Shearwater to Bottleneck Cove to Bishop Cove

Ivory Island light station at the corner of Seaforth Channel and Finlayson Channel
May 27-28, 2015

The route north from Shearwater takes you west towards the mouth of Seaforth Channel, and as the name implies, it leads to the sea.  The first sheltered waters after leaving Shearwater are 15 or so miles away, and Seaforth has a reputation.

Ivory Island is the choice point.  If you don't like what you're experiencing, tuck into the channel that leaves Ivory Island Light to port, and work your way up through the protected Reid Channel. It is actually quite an attractive passage, but requires some close navigational attention (and tidal awareness).  If the seas are tame, leave Ivory Island to starboard and swing north in a wide arc into Finlayson Channel. This particular morning, Odin was elsewhere and we enjoyed a favorable tide that brought us to the mouth of Finlayson on kindly seas -- glassy, even, with but a hint of ocean swell.

We passed by Klemtu, a Tsimshian First Nations village that has fuel, provisions, and is served by BC Ferries.  Klemtu is creating a niche for itself as an outdoor recreation destination (kayaking and sport fishing, laced with an agreeable exposure to First Nation culture). There is a Tsimshian Big House here that can be toured for a fee.
Sailing on a broad reach northbound on Finlayson Channel
We chose Bottleneck Cove as our destination for the night, and the weather grew more pleasant as the day wore on, to the point that our last hour or so was entirely sail-powered and exhilarating. Ripple's drifter, a parachute-style sail a bit like a spinnaker, but with a head and tack that that attach where the jib would normally fly, will drive the boat at 5 knots or better downwind or on a reach. We sailed on the upper margin of safety for the sail, the wind growing through the afternoon, but the groaning surge of the boat in that wind was intoxicating. Tacking or jibing the drifter is a dicey affair, but we needed to do so but once.

Bedlam at anchor in Bottleneck Cove as we entered
We pulled into the narrow neck of the cove just before 1700, and found Bedlam at anchor, as well as another sailboat and a Ranger Tug.  Bottleneck is a large anchorage, but long and narrow, and it seemed utterly impervious to weather 'out there'.  There is nothing like sleeping securely on the hook!

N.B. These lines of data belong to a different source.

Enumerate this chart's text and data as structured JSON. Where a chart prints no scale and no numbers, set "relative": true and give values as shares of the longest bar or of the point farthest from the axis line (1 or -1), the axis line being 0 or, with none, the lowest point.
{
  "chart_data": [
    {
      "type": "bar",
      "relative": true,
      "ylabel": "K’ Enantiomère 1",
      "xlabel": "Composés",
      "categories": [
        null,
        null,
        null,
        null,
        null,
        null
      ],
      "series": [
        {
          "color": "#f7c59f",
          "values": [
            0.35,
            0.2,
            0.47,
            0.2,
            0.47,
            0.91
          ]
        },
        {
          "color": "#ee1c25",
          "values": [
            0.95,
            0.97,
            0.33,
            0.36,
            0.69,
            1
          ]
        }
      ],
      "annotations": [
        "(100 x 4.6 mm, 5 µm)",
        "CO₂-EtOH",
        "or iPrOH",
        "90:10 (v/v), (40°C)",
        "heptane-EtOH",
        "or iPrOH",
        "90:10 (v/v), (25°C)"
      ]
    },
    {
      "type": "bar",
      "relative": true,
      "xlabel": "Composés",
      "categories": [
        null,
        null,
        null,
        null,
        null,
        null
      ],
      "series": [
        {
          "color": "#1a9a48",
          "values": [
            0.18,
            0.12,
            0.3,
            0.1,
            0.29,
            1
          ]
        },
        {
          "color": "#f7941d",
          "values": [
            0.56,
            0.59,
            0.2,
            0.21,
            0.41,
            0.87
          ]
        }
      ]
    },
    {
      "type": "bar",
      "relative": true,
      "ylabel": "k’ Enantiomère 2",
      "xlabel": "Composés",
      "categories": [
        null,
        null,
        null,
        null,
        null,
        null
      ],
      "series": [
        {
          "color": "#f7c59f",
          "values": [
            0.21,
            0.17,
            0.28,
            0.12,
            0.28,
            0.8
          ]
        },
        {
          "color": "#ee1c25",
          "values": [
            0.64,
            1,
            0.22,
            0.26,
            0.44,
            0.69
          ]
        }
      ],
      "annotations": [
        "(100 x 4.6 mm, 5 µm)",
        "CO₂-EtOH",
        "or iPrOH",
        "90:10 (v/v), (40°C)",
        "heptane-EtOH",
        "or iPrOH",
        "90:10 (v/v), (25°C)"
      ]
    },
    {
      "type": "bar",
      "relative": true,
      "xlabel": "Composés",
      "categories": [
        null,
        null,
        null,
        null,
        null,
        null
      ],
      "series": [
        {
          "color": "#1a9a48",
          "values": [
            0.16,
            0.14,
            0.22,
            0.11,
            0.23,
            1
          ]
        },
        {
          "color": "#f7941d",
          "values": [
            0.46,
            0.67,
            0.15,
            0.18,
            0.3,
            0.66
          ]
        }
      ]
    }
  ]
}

Sneaking past Bedlam in Bottleneck Cove at 0430.
We were mostly last to arrive and first to leave every anchorage.
We left Bottleneck early -- 0430 -- knowing we had a long day ahead of us.  Finlayson Channel funnels into Hiekish Narrows a few miles north of Bottleneck Cove, transitions into Grahm Reach and then Fraser reach. The only place along this interval to anchor was Butedale, a quirky, more or less abandoned town that seems always on the threshold of redevelopment. A single caretaker lives there, reportedly eager to have you stop.  It was way too early in our day to do so, so we pressed on.

sunrise near the top of Finlayson Channel

Making breakfast in the cabin
We had to decide in the afternoon whether to try to get over to Hartley Bay, or detour slightly and spend the night at Bishop's Cove. The attraction of the latter - a hotsprings - won out, and we ventured up into Ursula Channel to Bishop's Cove. Anchorage is difficult in this cove, the shores being steep-to, and it was with some trepidation that we turned in, hoping to find one of the two mooring balls still available. Only one of the balls was occupied, so we snagged the other and dinghied into the hotsprings. It was deeeeelish, a sensual treat after motoring 55 miles over 13 hours. That works out to 2,000,000 revolutions of our trusty Yanmar one-lunger.

We met Peter and Connie, a couple from Victoria who had sailed all over the pacific in several boats over many years, and who knew the fellow in Victoria from whom I purchased the majority of the charts for the trip.  Small world.